With the COVID-19 Delta variant continuing to spread throughout the United States, the Department of Labor’s Occupational Safety and Health Administration (OSHA) has released updated guidelines that impact food industry workers. The agency says that meat, seafood, and poultry processing plants, grocery stores, and agricultural facilities are considered “higher-risk” workplaces and those working in them should be adhering to the new guidelines.
Chiefly, the guidelines state that vaccinated workers—as well as unvaccinated workers—in these environments should wear masks. The new guidelines coincide with CDC’s latest guidance recommending that masks be worn indoors in places where COVID-19 is more likely to spread.
While OSHA encourages all workers get vaccinated, OSHA also offered recommendations to protect unvaccinated workers and other at-risk workers in these facilities. These include removing all infected people or those experiencing symptoms from the workplace, in addition to anyone not fully vaccinated who has close contact with someone with COVID-19, requiring them to stay out of the workplace for at least five days after contact. Additional recommendations include maintaining ventilation systems and implementing physical distancing.
“After reviewing the latest guidance, science, and data, and consulting with the CDC and partners, OSHA has determined the requirements of the healthcare Emergency Temporary Standard (ETS) remain necessary to address the grave danger of the coronavirus in healthcare,” the guidelines state. “Our priority is the safety and health of workers, and we will continue to enforce the law to ensure workers are protected from the virus while they are on the job, including through OSHA’s National Emphasis Program on COVID.”
While Marc Perrone, president of the United Food and Commercial Workers (UFCW) International Union, sees the updated safety guidance as “a step in the right direction,” he believes it doesn’t do enough, noting that it fails to fully protect the millions of U.S. grocery stores workers and those at meatpacking plants who continue to get sick and die on the front lines of the pandemic.

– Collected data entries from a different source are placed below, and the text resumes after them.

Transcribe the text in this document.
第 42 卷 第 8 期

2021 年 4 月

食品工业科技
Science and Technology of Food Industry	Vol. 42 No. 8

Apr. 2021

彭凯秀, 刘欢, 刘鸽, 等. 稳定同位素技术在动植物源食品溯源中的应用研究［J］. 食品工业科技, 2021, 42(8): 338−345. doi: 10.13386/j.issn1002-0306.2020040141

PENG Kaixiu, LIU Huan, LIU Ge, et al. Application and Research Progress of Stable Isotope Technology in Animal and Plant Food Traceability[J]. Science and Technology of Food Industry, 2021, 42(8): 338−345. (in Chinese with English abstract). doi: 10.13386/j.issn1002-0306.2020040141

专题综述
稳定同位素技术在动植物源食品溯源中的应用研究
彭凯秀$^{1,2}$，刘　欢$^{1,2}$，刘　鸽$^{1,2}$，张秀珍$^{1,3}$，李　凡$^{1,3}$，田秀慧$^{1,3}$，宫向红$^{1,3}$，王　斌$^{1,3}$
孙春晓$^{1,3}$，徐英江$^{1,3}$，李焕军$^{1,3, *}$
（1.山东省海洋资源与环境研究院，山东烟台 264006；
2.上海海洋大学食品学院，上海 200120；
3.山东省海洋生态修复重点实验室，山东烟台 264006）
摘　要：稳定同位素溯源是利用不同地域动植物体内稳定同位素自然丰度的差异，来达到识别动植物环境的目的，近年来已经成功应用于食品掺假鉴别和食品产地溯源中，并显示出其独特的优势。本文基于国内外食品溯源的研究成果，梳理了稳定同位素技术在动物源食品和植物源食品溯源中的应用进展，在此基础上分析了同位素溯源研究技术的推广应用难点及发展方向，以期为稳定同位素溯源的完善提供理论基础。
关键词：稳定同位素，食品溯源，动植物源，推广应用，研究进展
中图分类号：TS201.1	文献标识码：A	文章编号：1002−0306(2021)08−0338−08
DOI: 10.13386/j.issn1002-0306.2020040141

“With COVID Delta cases skyrocketing across the country, essential workers are more at risk than ever before and urgently need action to strengthen workplace safety standards and ensure these standards are fully enforced in all 50 states,” he says.
UFCW says that since the start of the pandemic, the union has seen 483 front line worker deaths and approximately 93,900 front line workers infected or exposed; 198 grocery worker deaths and nearly 43,900 grocery workers infected or exposed; 132 meatpacking worker deaths and 22,400 meatpacking workers infected or exposed; and 67 food processing worker deaths and 13,100 food processing workers infected or exposed.
The union is urging OSHA to issue a stronger ETS.